A polícia, pouco a pouco, também vai mudando. Nosso governador na entrevista conseguiu compartilhar e não respondeu perguntas técnicas, dando a quem entendia do assunto o direito de resposta. Para minha absoluta supresa se declarou GESTOR DE PESSOAS. Isso é tão novo no setor público quanto será para a população da Rocinha viver daqui para adiante.

Não será fácil, todas as doenças continuam ali, policiais corruptos, líderes negativos, gerações criadas sem educação e na violência, mas não acredito em mágica...acredito no trabalho duro, em planejamento, estratégias e numa atuação sistêmica.

Há indícios de avanços.
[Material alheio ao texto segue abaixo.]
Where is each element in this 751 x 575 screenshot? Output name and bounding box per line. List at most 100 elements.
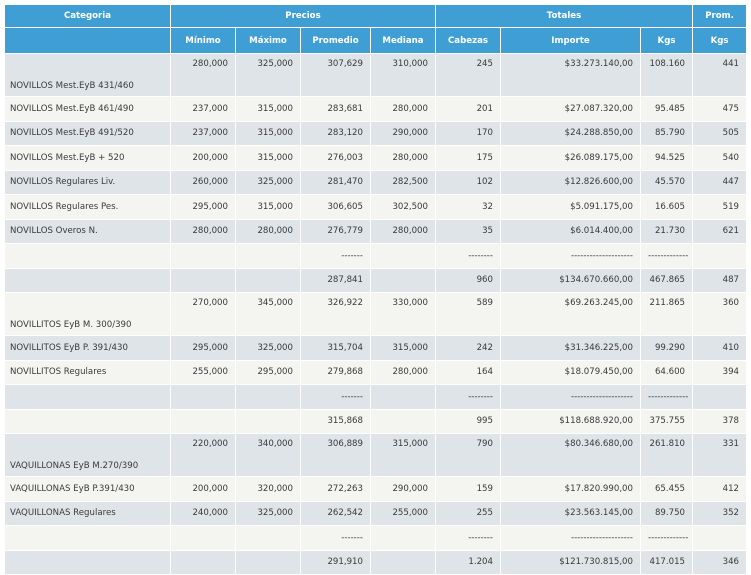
value-cell: 302,500 [370,194,436,220]
table-header: Categoria Precios Totales Prom. Mínimo Máxim… [4,4,748,54]
value-cell [370,408,436,434]
value-cell: 315,000 [370,433,436,477]
value-cell: 995 [435,408,501,434]
value-cell: 164 [435,359,501,385]
value-cell: 89.750 [639,500,694,526]
table-row: 287,841 960 $134.670.660,00 467.865 487 [4,267,748,293]
value-cell: 790 [435,433,501,477]
value-cell: ------- [300,243,371,269]
value-cell: $134.670.660,00 [500,267,641,293]
value-cell: 270,000 [170,292,236,336]
category-cell [4,525,171,551]
value-cell [370,525,436,551]
value-cell: 325,000 [235,335,301,361]
value-cell: 287,841 [300,267,371,293]
value-cell: -------------------- [500,525,641,551]
table-row: NOVILLOS Mest.EyB 431/460 280,000 325,000 3… [4,53,748,97]
value-cell: 94.525 [639,145,694,171]
value-cell [235,267,301,293]
value-cell: 281,470 [300,169,371,195]
value-cell [370,267,436,293]
category-cell: NOVILLOS Mest.EyB 431/460 [4,53,171,97]
category-cell: NOVILLOS Mest.EyB + 520 [4,145,171,171]
table-row: NOVILLOS Mest.EyB 461/490 237,000 315,000 2… [4,96,748,122]
value-cell: -------- [435,525,501,551]
value-cell: 345,000 [235,292,301,336]
value-cell: 280,000 [370,145,436,171]
value-cell: 295,000 [170,335,236,361]
value-cell: 102 [435,169,501,195]
value-cell: 35 [435,218,501,244]
value-cell: $5.091.175,00 [500,194,641,220]
value-cell: 315,000 [235,145,301,171]
value-cell: 220,000 [170,433,236,477]
value-cell: 32 [435,194,501,220]
value-cell: 307,629 [300,53,371,97]
value-cell [170,384,236,410]
category-cell: NOVILLOS Regulares Liv. [4,169,171,195]
value-cell: 295,000 [170,194,236,220]
column-header: Mínimo [170,27,236,54]
table-row: NOVILLITOS EyB P. 391/430 295,000 325,000 3… [4,335,748,361]
value-cell: 283,120 [300,120,371,146]
group-header: Precios [170,4,436,28]
table-row: ------- -------- -------------------- -----… [4,243,748,269]
category-cell [4,384,171,410]
value-cell: 170 [435,120,501,146]
value-cell: 315,868 [300,408,371,434]
value-cell: 16.605 [639,194,694,220]
category-cell: NOVILLITOS EyB M. 300/390 [4,292,171,336]
column-header: Promedio [300,27,371,54]
value-cell: 260,000 [170,169,236,195]
column-row: Mínimo Máximo Promedio Mediana Cabezas Import… [4,27,748,54]
value-cell: 519 [692,194,748,220]
value-cell: 589 [435,292,501,336]
value-cell: $18.079.450,00 [500,359,641,385]
value-cell: 272,263 [300,476,371,502]
category-cell: NOVILLOS Overos N. [4,218,171,244]
value-cell: 306,889 [300,433,371,477]
table-row: NOVILLOS Overos N. 280,000 280,000 276,779 2… [4,218,748,244]
category-cell: NOVILLOS Regulares Pes. [4,194,171,220]
value-cell: 621 [692,218,748,244]
value-cell: 315,000 [370,335,436,361]
value-cell [235,243,301,269]
value-cell [235,384,301,410]
value-cell: $6.014.400,00 [500,218,641,244]
column-header [4,27,171,54]
table-body: NOVILLOS Mest.EyB 431/460 280,000 325,000 3… [4,53,748,575]
value-cell: 306,605 [300,194,371,220]
value-cell: $31.346.225,00 [500,335,641,361]
value-cell: 325,000 [235,169,301,195]
value-cell: 99.290 [639,335,694,361]
value-cell: ------------- [639,525,694,551]
value-cell: 960 [435,267,501,293]
value-cell: 352 [692,500,748,526]
value-cell: 280,000 [170,218,236,244]
value-cell: 330,000 [370,292,436,336]
table-row: VAQUILLONAS Regulares 240,000 325,000 262,5… [4,500,748,526]
value-cell: 279,868 [300,359,371,385]
column-header: Mediana [370,27,436,54]
value-cell [170,408,236,434]
value-cell [692,525,748,551]
value-cell: 325,000 [235,53,301,97]
value-cell: ------- [300,384,371,410]
value-cell: -------------------- [500,243,641,269]
category-cell: VAQUILLONAS EyB M.270/390 [4,433,171,477]
value-cell: 237,000 [170,120,236,146]
value-cell: 447 [692,169,748,195]
column-header: Máximo [235,27,301,54]
category-cell [4,267,171,293]
value-cell: -------------------- [500,384,641,410]
table-row: ------- -------- -------------------- -----… [4,384,748,410]
table-row: ------- -------- -------------------- -----… [4,525,748,551]
value-cell: 412 [692,476,748,502]
value-cell: 159 [435,476,501,502]
value-cell: 467.865 [639,267,694,293]
value-cell: 242 [435,335,501,361]
value-cell: 280,000 [370,359,436,385]
category-cell: NOVILLITOS Regulares [4,359,171,385]
value-cell: 95.485 [639,96,694,122]
category-cell [4,549,171,575]
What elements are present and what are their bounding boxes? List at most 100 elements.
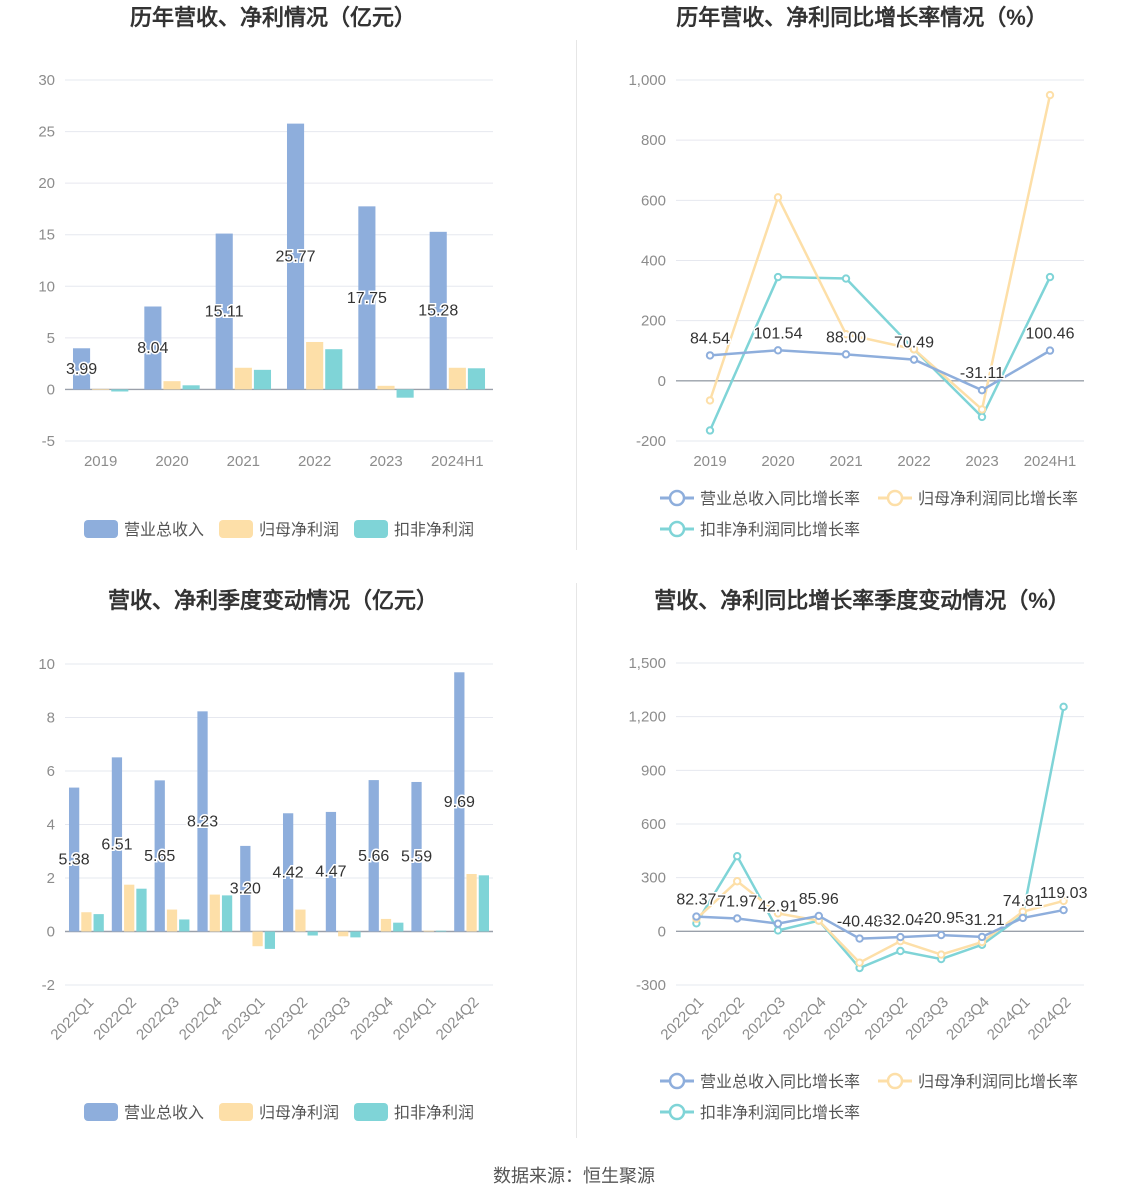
x-tick-label: 2024Q2 — [433, 994, 483, 1044]
bar — [111, 389, 129, 392]
bar — [197, 711, 208, 932]
legend-bar-swatch — [219, 1103, 253, 1121]
bar — [423, 930, 434, 932]
data-point — [733, 877, 742, 886]
data-point — [773, 272, 783, 282]
bar — [435, 930, 447, 932]
legend-label: 扣非净利润同比增长率 — [700, 1104, 860, 1122]
bar — [286, 123, 305, 390]
y-tick-label: 10 — [38, 278, 55, 295]
legend-label: 归母净利润同比增长率 — [918, 1073, 1078, 1091]
data-label: 5.66 — [358, 848, 389, 865]
x-tick-label: 2022 — [298, 453, 331, 470]
bar — [111, 757, 123, 932]
x-tick-label: 2020 — [155, 453, 188, 470]
data-point — [977, 385, 987, 395]
data-point — [909, 345, 919, 354]
data-label: -32.04 — [878, 912, 923, 929]
bar — [166, 909, 178, 932]
y-tick-label: 900 — [641, 762, 666, 779]
data-point — [773, 346, 783, 355]
data-label: 8.04 — [137, 340, 168, 357]
x-tick-label: 2022Q2 — [90, 994, 140, 1044]
data-point — [1059, 702, 1068, 712]
chart-quarterly-growth-rate: 营收、净利同比增长率季度变动情况（%） -300 0 300 600 900 1,200 1,… — [628, 588, 1089, 1122]
bar — [221, 895, 233, 932]
bar — [396, 389, 414, 398]
bar — [306, 341, 324, 390]
bar — [253, 369, 272, 390]
data-point — [896, 946, 905, 956]
data-point — [705, 351, 715, 360]
bar — [429, 231, 447, 390]
legend-label: 扣非净利润 — [394, 521, 474, 539]
y-tick-label: -5 — [42, 433, 55, 450]
bar — [72, 348, 91, 390]
legend-label: 营业总收入同比增长率 — [700, 490, 860, 508]
bar — [68, 787, 80, 932]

Alguns olham sempre para o negativo, eu tenho a mania de perceber o positivo nascendo e acreditar nas pequenas mudanças, para poder seguir. Transformação... falar é uma coisa, fazer é outra. Quem faz sabe o quanto é difícil avançar com as enormes mazelas que criamos até nas formas de pensarmos. O importante é fazer e ir aprendendo todo dia.

sexta-feira, 30 de setembro de 2011

Colômbia? Hoje é aqui!

Achoque há uns 3 ou 4 anos atrás, num Congresso do GIFE em Curitiba, eu e Bernardo Toro nos encontramos num bar. Fumávamos. Felizes. Conversamos sobre o trem, que uniria a América Latina! Alguém lá de baixo poderia namorar um brasileiropq o trem uniria todos os jovens...saí dali pensando o quanto desejei isso por toda minha vida...que a América Latina se olhasse e vivencisse sua territoriedade...Pois é ...não precisamos nem conquistar o trem, Shakira, no Rock in Rio trouxe a Colômbia, a Espanha mostrando que o local é global! Está aqui e agora o futuro! E como quase empre a cultura uni as almas! Sonho de Bernardo feito um trem de música! Som de almas!